Zitian Gao,Boye Niu,Xuzheng He,Haotian Xu,Hongzhang Liu,Aiwei Liu,Xuming Hu,Lijie Wen
2024-10-12
Abstract:We propose SC-MCTS*: a novel Monte Carlo Tree Search (MCTS) reasoning algorithm for Large Language Models (LLMs), significantly improves both reasoning accuracy and speed. Our motivation comes from: 1. Previous MCTS LLM reasoning works often overlooked its biggest drawback--slower speed compared to CoT; 2. Previous research mainly used MCTS as a tool for LLM reasoning on various tasks with limited quantitative analysis or ablation studies of its components from reasoning interpretability perspective. 3. The reward model is the most crucial component in MCTS, however previous work has rarely conducted in-depth study or improvement of MCTS's reward models. Thus, we conducted extensive ablation studies and quantitative analysis on components of MCTS, revealing the impact of each component on the MCTS reasoning performance of LLMs. Building on this, (i) we designed a highly interpretable reward model based on the principle of contrastive decoding and (ii) achieved an average speed improvement of 51.9% per node using speculative decoding. Additionally, (iii) we improved UCT node selection strategy and backpropagation used in previous works, resulting in significant performance improvement. We outperformed o1-mini by an average of 17.4% on the Blocksworld multi-step reasoning dataset using Llama-3.1-70B with SC-MCTS*. Our code is available at \url{<a class="link-external link-https" href="https://github.com/zitian-gao/SC-MCTS" rel="external noopener nofollow">this https URL</a>}.

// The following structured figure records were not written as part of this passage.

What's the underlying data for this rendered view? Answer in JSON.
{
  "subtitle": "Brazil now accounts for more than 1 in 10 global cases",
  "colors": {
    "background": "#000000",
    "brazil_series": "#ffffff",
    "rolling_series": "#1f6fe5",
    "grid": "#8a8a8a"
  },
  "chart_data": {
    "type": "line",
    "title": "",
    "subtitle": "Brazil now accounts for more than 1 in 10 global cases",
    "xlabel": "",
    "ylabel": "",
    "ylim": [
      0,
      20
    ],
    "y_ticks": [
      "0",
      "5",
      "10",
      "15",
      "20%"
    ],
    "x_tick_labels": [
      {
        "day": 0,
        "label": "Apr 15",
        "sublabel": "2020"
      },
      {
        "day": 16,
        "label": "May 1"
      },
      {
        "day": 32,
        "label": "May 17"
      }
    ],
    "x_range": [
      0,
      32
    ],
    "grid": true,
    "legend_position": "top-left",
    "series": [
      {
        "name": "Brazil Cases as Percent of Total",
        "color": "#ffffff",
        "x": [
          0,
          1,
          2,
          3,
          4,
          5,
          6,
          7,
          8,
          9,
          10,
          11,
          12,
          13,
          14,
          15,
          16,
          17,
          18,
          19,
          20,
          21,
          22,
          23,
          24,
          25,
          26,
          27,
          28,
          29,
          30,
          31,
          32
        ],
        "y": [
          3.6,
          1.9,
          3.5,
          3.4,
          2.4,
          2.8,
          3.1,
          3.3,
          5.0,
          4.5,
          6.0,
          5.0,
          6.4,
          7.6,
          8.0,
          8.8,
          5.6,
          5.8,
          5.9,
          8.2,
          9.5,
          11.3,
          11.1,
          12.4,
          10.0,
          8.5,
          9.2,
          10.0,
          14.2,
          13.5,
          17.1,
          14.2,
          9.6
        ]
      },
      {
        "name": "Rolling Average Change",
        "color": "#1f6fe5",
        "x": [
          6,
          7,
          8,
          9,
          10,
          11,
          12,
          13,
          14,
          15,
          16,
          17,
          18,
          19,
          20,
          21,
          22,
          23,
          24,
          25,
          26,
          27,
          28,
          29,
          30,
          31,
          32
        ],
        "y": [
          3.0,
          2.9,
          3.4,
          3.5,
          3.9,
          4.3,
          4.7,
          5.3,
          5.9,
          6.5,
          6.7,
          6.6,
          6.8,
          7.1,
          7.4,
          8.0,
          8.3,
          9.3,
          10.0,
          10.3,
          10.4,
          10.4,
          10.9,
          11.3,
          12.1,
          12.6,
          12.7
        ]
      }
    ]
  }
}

Computation and Language,Artificial Intelligence
What problem does this paper attempt to address?
### The Problem the Paper Attempts to Solve This paper aims to address two main challenges of large language models (LLM) in multi-step reasoning tasks: 1. **Slow reasoning speed**: Traditional Monte Carlo Tree Search (MCTS) algorithms, while performing well in reasoning accuracy, are significantly slower than Chain of Thought (CoT) methods. MCTS requires constructing a reasoning tree with multiple levels, where each node represents a round of dialogue with the LLM, leading to high computational costs and slower reasoning speed. 2. **Difficulty in designing reward models**: The reasoning ability of MCTS heavily depends on the performance of the reward model. However, designing a reward model that is dense, general, and efficient is very challenging. Existing works either require multiple LLMs or training cycles, increasing VRAM and computational demands, or rely on domain-specific tools or datasets, making it difficult to generalize to other tasks or datasets. To address these challenges, the authors propose a new MCTS reasoning algorithm—(S)peculative (C)ontrastive MCTS* (SC-MCTS*), which significantly improves reasoning accuracy and speed through the following improvements: - **Designed a highly interpretable reward model**: Based on the principle of contrastive decoding, combining multiple highly interpretable reward functions, and normalizing the rewards through clustering prior distributions. - **Introduced speculative decoding**: By using a smaller language model for speculative decoding, reducing reasoning time, and increasing the speed of each node by an average of 51.9%. - **Improved UCT node selection strategy and backpropagation**: Optimized the choice of exploration constant in the UCT strategy and improved the backpropagation algorithm to favor paths with stable improvements. Experimental results show that SC-MCTS* significantly outperforms existing methods on the Blocksworld multi-step reasoning dataset, with an average improvement of 17.4% in reasoning accuracy when using the Llama-3.1-70B model compared to the o1-mini model.